The decision was announced on Thursday in a filing by the Angels in the US District Court in Fort Worth, Texas asking Judge Terry Means to unseal his order.
“In its motion, the Angels government baselessly accused the Angels Baseball of acting badly in relation to the government subpoena and investigation as a whole,” said the motion signed by team attorney Ariel Neuman. “These very public allegations by the US Department of Justice have unfairly and inappropriately defamed the reputation and brand of Angels Baseball and have garnered significant media attention.
“The order to deny the enforcement request makes it clear that the government’s allegations were baseless and that Angels Baseball acted correctly and lawfully.”
The filing, which says the order does not state why it was filed under lock and key, stated that the government is opposed to unsealing.
A prosecutor’s spokeswoman did not immediately respond to a request for comment, and Neuman declined to comment.
The motion comes three weeks before the trial of former Angels communications director Eric Kay in connection with the death of pitcher Tyler Skaggs from an overdose in Fort Worth is due to begin.
Kay is charged with conspiracy to possess the property with intent to distribute fentanyl since at least 2017 and distribute the fentanyl that resulted in Skaggs’ death in a Texas hotel room on July 1, 2019. Kay has pleaded not guilty.
Prosecutors summoned the Angels in late July – Kay’s trial was originally scheduled to begin in August before it was postponed to November 8 – and then accused the team of refusing in a strongly worded motion.
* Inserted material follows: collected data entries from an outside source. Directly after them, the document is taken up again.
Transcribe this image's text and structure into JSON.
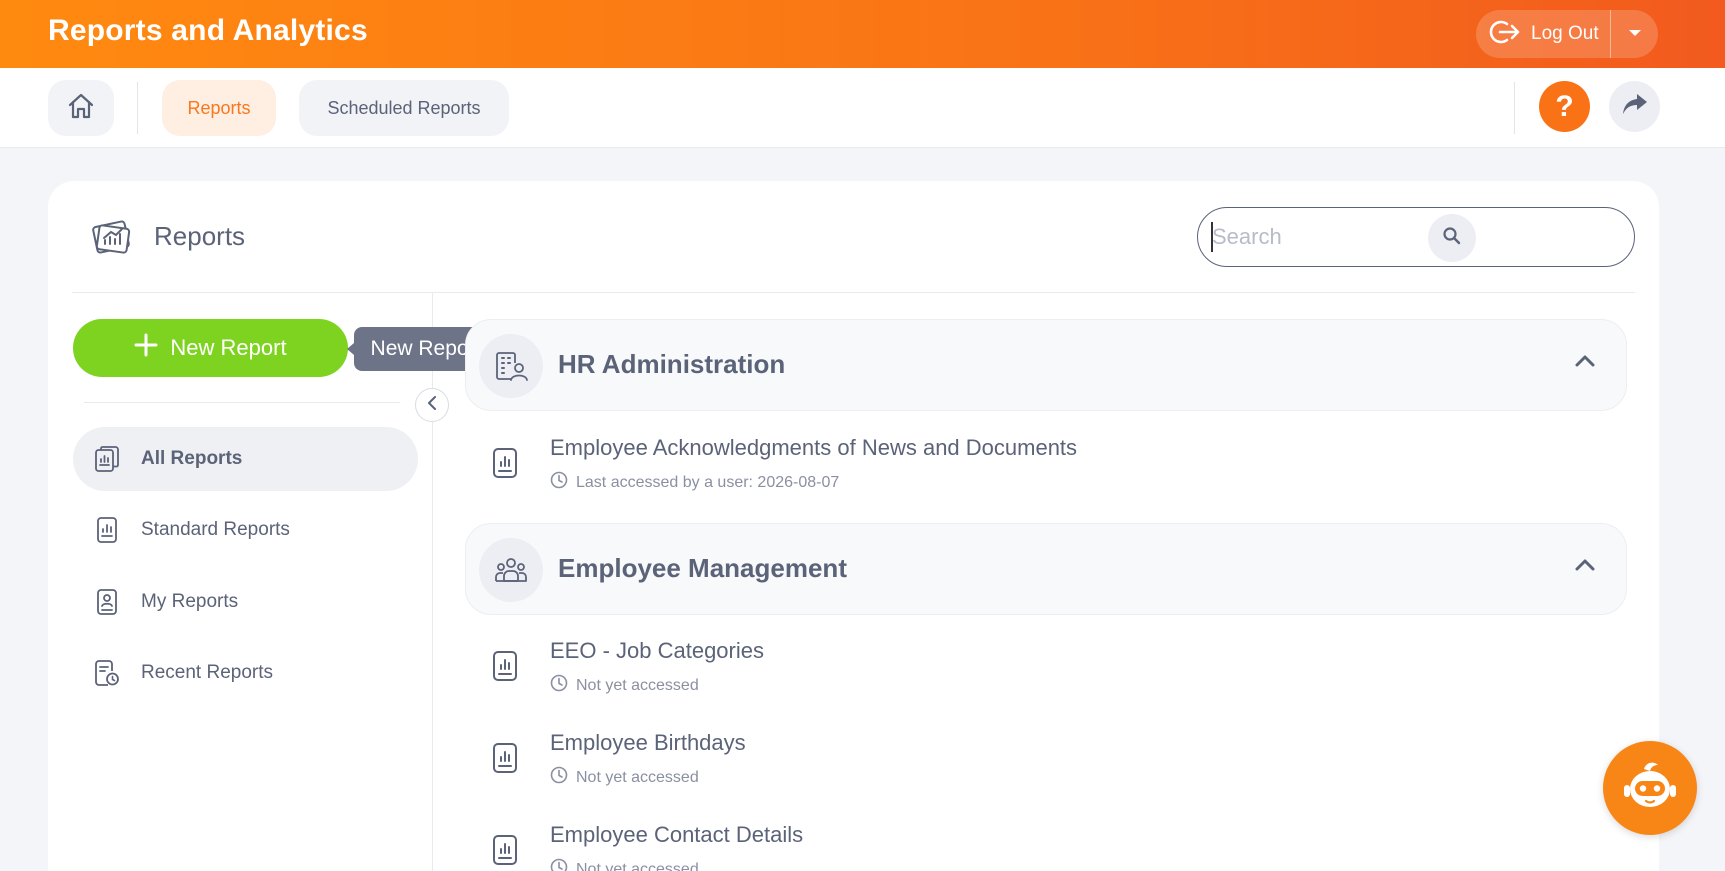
{
  "header": {
    "app_title": "Reports and Analytics",
    "logout_label": "Log Out"
  },
  "subnav": {
    "tabs": [
      {
        "label": "Reports",
        "active": true
      },
      {
        "label": "Scheduled Reports",
        "active": false
      }
    ],
    "help_symbol": "?"
  },
  "panel": {
    "title": "Reports",
    "search_placeholder": "Search"
  },
  "sidebar": {
    "new_report_label": "New Report",
    "tooltip": "New Report",
    "items": [
      {
        "label": "All Reports",
        "icon": "all-reports-icon",
        "active": true
      },
      {
        "label": "Standard Reports",
        "icon": "standard-reports-icon",
        "active": false
      },
      {
        "label": "My Reports",
        "icon": "my-reports-icon",
        "active": false
      },
      {
        "label": "Recent Reports",
        "icon": "recent-reports-icon",
        "active": false
      }
    ]
  },
  "groups": [
    {
      "title": "HR Administration",
      "icon": "building-user-icon",
      "reports": [
        {
          "name": "Employee Acknowledgments of News and Documents",
          "meta": "Last accessed by a user: 2026-08-07"
        }
      ]
    },
    {
      "title": "Employee Management",
      "icon": "people-group-icon",
      "reports": [
        {
          "name": "EEO - Job Categories",
          "meta": "Not yet accessed"
        },
        {
          "name": "Employee Birthdays",
          "meta": "Not yet accessed"
        },
        {
          "name": "Employee Contact Details",
          "meta": "Not yet accessed"
        }
      ]
    }
  ],
  "colors": {
    "brand_orange": "#f97316",
    "new_report_green": "#7ed321",
    "text": "#5b6378"
  }
}
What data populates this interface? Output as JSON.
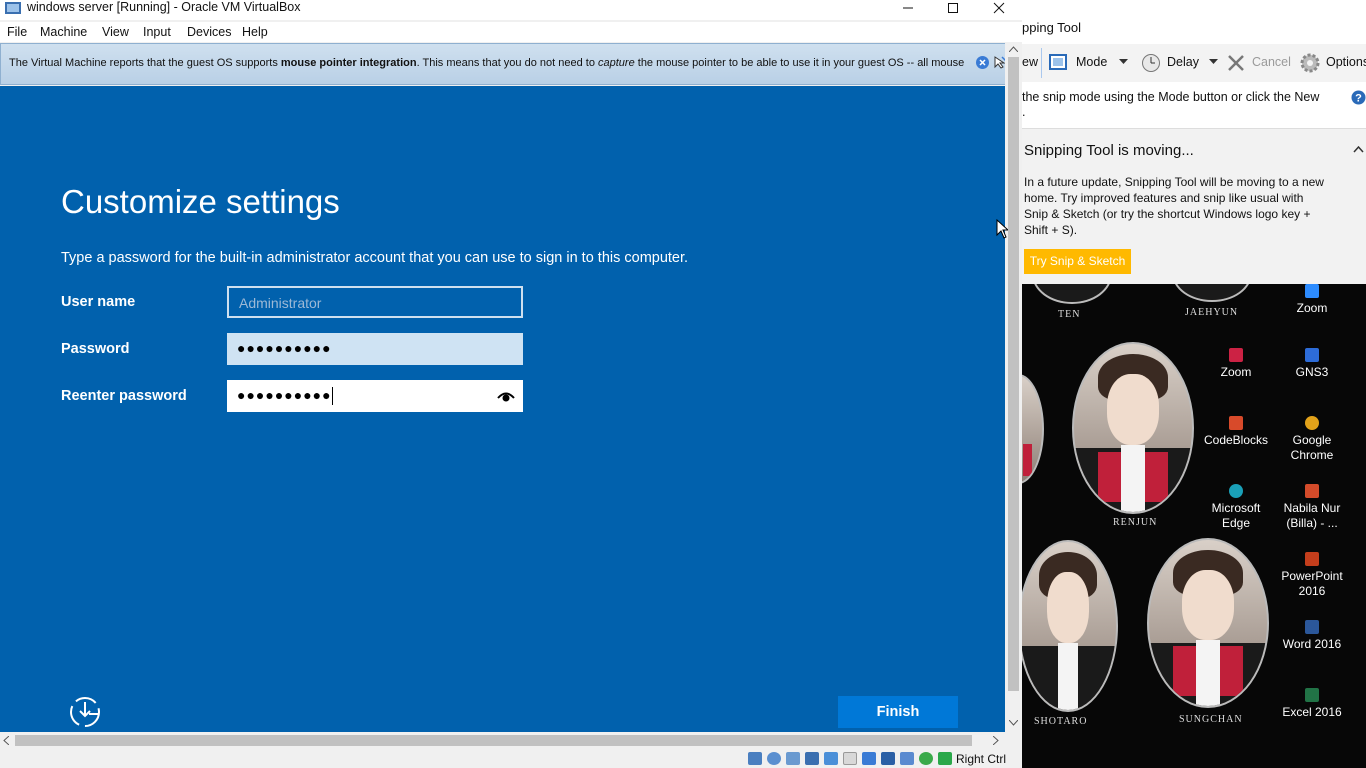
{
  "window": {
    "title": "windows server [Running] - Oracle VM VirtualBox",
    "menu": [
      "File",
      "Machine",
      "View",
      "Input",
      "Devices",
      "Help"
    ]
  },
  "infobar": {
    "part1": "The Virtual Machine reports that the guest OS supports ",
    "bold": "mouse pointer integration",
    "part2": ". This means that you do not need to ",
    "italic": "capture",
    "part3": " the mouse pointer to be able to use it in your guest OS -- all mouse"
  },
  "setup": {
    "heading": "Customize settings",
    "description": "Type a password for the built-in administrator account that you can use to sign in to this computer.",
    "username_label": "User name",
    "username_placeholder": "Administrator",
    "password_label": "Password",
    "password_value": "●●●●●●●●●●",
    "reenter_label": "Reenter password",
    "reenter_value": "●●●●●●●●●●",
    "finish_label": "Finish"
  },
  "statusbar": {
    "host_key": "Right Ctrl"
  },
  "snipping_tool": {
    "title": "pping Tool",
    "new_partial": "ew",
    "mode_label": "Mode",
    "delay_label": "Delay",
    "cancel_label": "Cancel",
    "options_label": "Options",
    "hint_line1": "the snip mode using the Mode button or click the New",
    "hint_line2": ".",
    "panel_title": "Snipping Tool is moving...",
    "panel_body": "In a future update, Snipping Tool will be moving to a new home. Try improved features and snip like usual with Snip & Sketch (or try the shortcut Windows logo key + Shift + S).",
    "try_button": "Try Snip & Sketch"
  },
  "desktop": {
    "photo_names": [
      "TEN",
      "JAEHYUN",
      "RENJUN",
      "SHOTARO",
      "SUNGCHAN"
    ],
    "icons": [
      {
        "label": "Zoom",
        "color": "#2d8cff"
      },
      {
        "label": "Zoom",
        "color": "#cc2244"
      },
      {
        "label": "GNS3",
        "color": "#2d6cd8"
      },
      {
        "label": "CodeBlocks",
        "color": "#d84a2a"
      },
      {
        "label": "Google Chrome",
        "color": "#e2a21a"
      },
      {
        "label": "Microsoft Edge",
        "color": "#1aa0b8"
      },
      {
        "label": "Nabila Nur (Billa) - ...",
        "color": "#d34b2a"
      },
      {
        "label": "PowerPoint 2016",
        "color": "#c43e1c"
      },
      {
        "label": "Word 2016",
        "color": "#2b579a"
      },
      {
        "label": "Excel 2016",
        "color": "#217346"
      }
    ]
  }
}
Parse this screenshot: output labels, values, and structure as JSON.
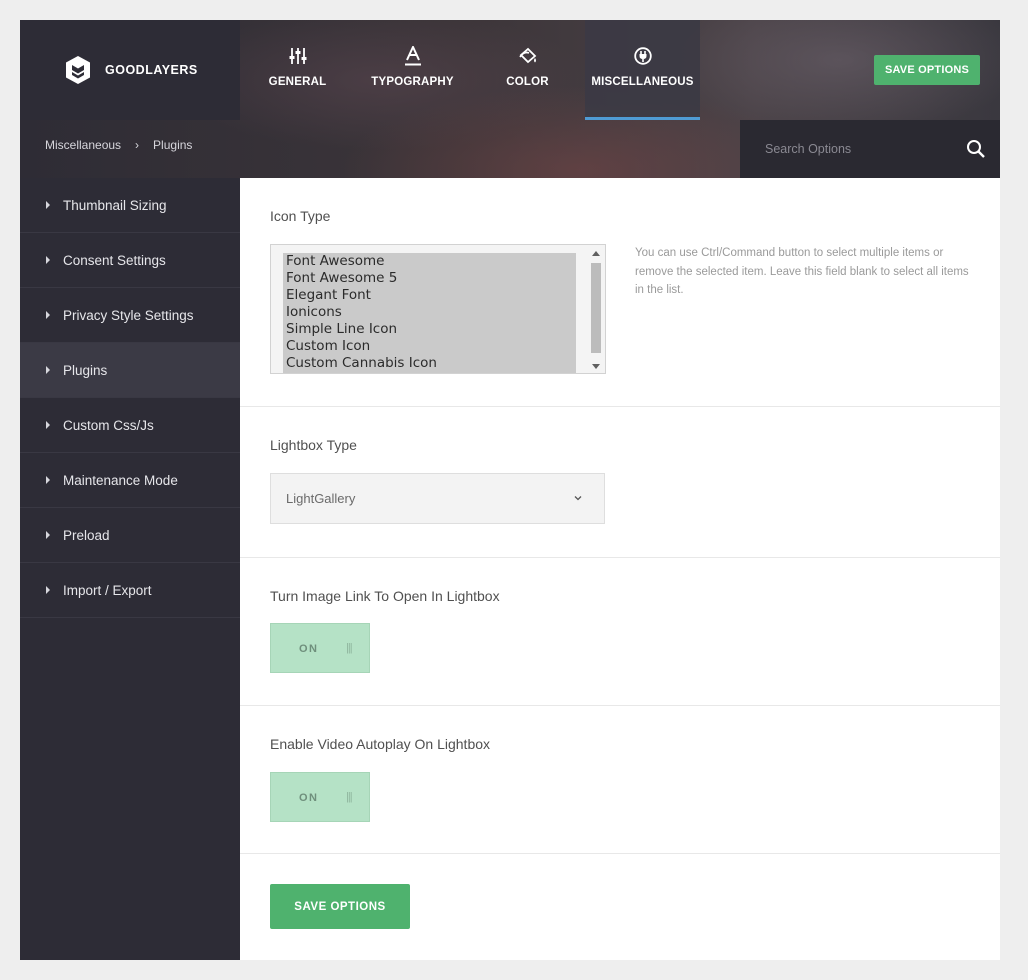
{
  "brand": {
    "name": "GOODLAYERS"
  },
  "tabs": [
    {
      "label": "GENERAL",
      "icon": "sliders-icon"
    },
    {
      "label": "TYPOGRAPHY",
      "icon": "typography-icon"
    },
    {
      "label": "COLOR",
      "icon": "paint-bucket-icon"
    },
    {
      "label": "MISCELLANEOUS",
      "icon": "plug-icon",
      "active": true
    }
  ],
  "header": {
    "save_label": "SAVE OPTIONS"
  },
  "breadcrumb": {
    "parent": "Miscellaneous",
    "separator": "›",
    "current": "Plugins"
  },
  "search": {
    "placeholder": "Search Options",
    "value": ""
  },
  "sidebar": {
    "items": [
      {
        "label": "Thumbnail Sizing"
      },
      {
        "label": "Consent Settings"
      },
      {
        "label": "Privacy Style Settings"
      },
      {
        "label": "Plugins",
        "active": true
      },
      {
        "label": "Custom Css/Js"
      },
      {
        "label": "Maintenance Mode"
      },
      {
        "label": "Preload"
      },
      {
        "label": "Import / Export"
      }
    ]
  },
  "main": {
    "icon_type": {
      "title": "Icon Type",
      "options": [
        "Font Awesome",
        "Font Awesome 5",
        "Elegant Font",
        "Ionicons",
        "Simple Line Icon",
        "Custom Icon",
        "Custom Cannabis Icon"
      ],
      "hint": "You can use Ctrl/Command button to select multiple items or remove the selected item. Leave this field blank to select all items in the list."
    },
    "lightbox_type": {
      "title": "Lightbox Type",
      "value": "LightGallery"
    },
    "image_link": {
      "title": "Turn Image Link To Open In Lightbox",
      "state": "ON",
      "grip": "|||"
    },
    "video_autoplay": {
      "title": "Enable Video Autoplay On Lightbox",
      "state": "ON",
      "grip": "|||"
    },
    "save_label": "SAVE OPTIONS"
  },
  "colors": {
    "accent_green": "#4fb26e",
    "active_tab_underline": "#4f9bd4",
    "sidebar_bg": "#2d2c36",
    "toggle_on_bg": "#b5e2c6"
  }
}
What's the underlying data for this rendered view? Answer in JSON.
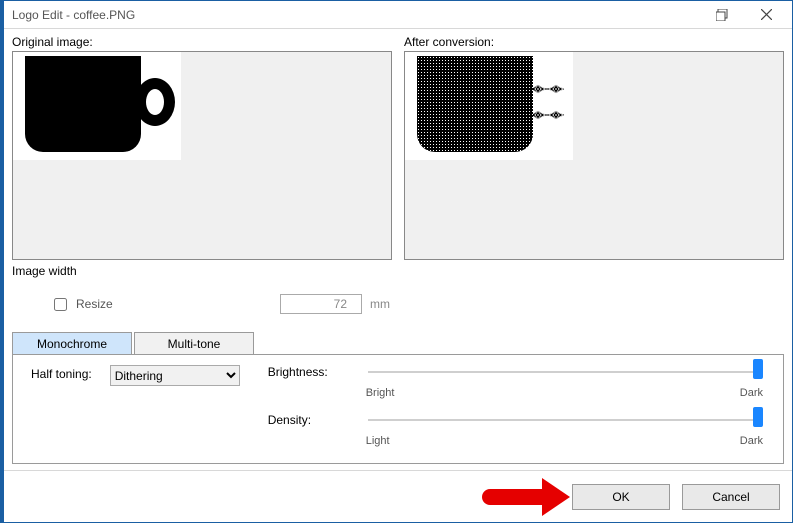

“Put simply, it takes a toll on gullibility to accept any assertion that the [Angels] … Organization has not had a single document, record or report for months after one of their jugs overdosed on a team trip and died, “the application submitted on August 23 said,” months after Kay had another Angel had confessed to clerk he was in [Skaggs’] Zimmer late June 30, 2019, and witness [Skaggs] Taking drugs; and for weeks after learning of allegations of drug distribution by employees within the organization. “
The Angels dismissed a judicial record alleging that the team “submitted thousands of pages of documents and an entire computer hard drive to the government in response to at least five subpoenas and requests for information” and “facilitated the interviews of numerous people” by its staff “during the only documents that were withheld due to legal confidentiality were withheld.
After the initial back-and-forth, the argument played out through a handful of sealed papers. The Angels’ motion, the first public filing in the case since September 21, argues that there is no need to keep the judge’s order secret.
“The resolution refers to two sealed documents, but the citations from those documents contain information that is otherwise publicly available through the parties’ other filings,” the motion states. “Unsealing would therefore not affect the original reasons that justified the sealing of other submissions related to the application.”